Summary: Understand the differences between your resume and LinkedIn profile so that you avoid making mistakes by treating them as the same thing.
Too many people create their LinkedIn profile as a duplicate of their resume. They treat them as one and the same when they are not. Lumping your resume and LinkedIn page into the same thing will either cause a resume to be filled with unnecessary information or cause your LinkedIn page to be missing critical points.
The number one rule for resumes is quality over quantity. The goal of a resume is to highlight your top accomplishments and skills, as they relate to the job you are applying for. Resumes should be more specific to the job you are applying for, only providing the pertinent information. They are usually restricted to one page in length, so there is just not enough room to include everything.

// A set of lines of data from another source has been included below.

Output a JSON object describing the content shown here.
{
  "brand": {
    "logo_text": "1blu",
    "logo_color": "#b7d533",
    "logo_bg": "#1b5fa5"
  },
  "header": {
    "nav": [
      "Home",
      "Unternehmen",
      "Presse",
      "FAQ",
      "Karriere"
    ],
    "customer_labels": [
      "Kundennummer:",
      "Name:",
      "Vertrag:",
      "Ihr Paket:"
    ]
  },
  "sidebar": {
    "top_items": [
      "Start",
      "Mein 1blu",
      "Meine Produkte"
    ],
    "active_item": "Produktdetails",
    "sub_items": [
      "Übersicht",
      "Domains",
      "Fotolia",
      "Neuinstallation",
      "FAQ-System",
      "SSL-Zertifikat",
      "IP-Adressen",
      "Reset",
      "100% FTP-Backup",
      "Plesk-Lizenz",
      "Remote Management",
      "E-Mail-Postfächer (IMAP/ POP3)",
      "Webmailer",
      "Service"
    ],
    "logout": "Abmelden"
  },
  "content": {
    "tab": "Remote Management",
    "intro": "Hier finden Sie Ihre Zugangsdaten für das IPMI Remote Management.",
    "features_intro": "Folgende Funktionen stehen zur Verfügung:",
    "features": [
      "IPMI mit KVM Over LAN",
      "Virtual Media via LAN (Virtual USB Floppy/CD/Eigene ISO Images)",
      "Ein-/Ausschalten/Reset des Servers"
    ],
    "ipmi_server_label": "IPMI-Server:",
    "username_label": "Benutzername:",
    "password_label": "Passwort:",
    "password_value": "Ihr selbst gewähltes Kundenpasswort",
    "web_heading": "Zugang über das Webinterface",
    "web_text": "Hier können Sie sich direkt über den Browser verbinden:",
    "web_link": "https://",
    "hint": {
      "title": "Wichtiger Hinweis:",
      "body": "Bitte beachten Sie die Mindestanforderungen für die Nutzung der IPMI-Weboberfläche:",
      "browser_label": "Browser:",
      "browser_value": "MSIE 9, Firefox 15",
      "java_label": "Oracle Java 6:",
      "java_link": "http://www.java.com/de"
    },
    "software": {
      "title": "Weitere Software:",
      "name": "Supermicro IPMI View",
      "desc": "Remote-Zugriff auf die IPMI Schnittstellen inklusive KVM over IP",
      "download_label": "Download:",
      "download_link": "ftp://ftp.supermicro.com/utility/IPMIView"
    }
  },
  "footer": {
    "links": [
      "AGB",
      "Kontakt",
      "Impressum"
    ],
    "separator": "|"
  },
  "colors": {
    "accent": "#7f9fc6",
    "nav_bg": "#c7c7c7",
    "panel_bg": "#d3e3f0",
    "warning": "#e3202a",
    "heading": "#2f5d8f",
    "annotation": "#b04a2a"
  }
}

A LinkedIn profile should contain all your credentials, qualifications, skills, and more. When employers go to your LinkedIn page, they want to see the full picture of who you are and what you have done.
LinkedIn does offer to create a resume for you using your information, but this takes all of your past information that is not always relevant. Keep in mind that employers will compare your resume to your LinkedIn profile and other social media sites.
When considering that employers will compare your resume to your LinkedIn, make sure that they have the correct information. This includes date, spelling, education, certificates, and job details. If you have errors, employers will assume you do not pay attention to details or are hiding something.
Generally, employers are not looking for a picture with your resume, but they do want to see one on your LinkedIn. Not including any image and leaving your page with the gray stock image is off-putting to many employers. They at least want to see a professional image that represents you.
Starting with a knock-out headline will impress employers, but keep going. The summary of your LinkedIn page is an opportunity to show some personality in your personal bio. You can opt to highlight the skills and experiences that you feel are important and anything else that you think helps describe who you are and what you aim to accomplish.
Resumes are limited in what you can prove to employers. LinkedIn allows for recommendations, which are an excellent way to prove you are capable in the areas you claim to be skilled at. Recommendations act as references, so the more you have, the more qualified you appear before the employer even sits down to meet you. Ask former and current colleagues for recommendations, offering to return the favor to them.
LinkedIn has several more sections that let you give a personal touch to who you are as a person and worker that a resume cannot do. Resumes are very restrictive in getting on a personal level with the employer. A great way of really reaching employers on that personal level is by publishing on LinkedIn. Start by writing small articles about projects you have done, the latest thing you’ve learned related to your career/industry, or a little note about the development of the industry. Doing this will add depth to your resume and puts you into a position as an expert in your field.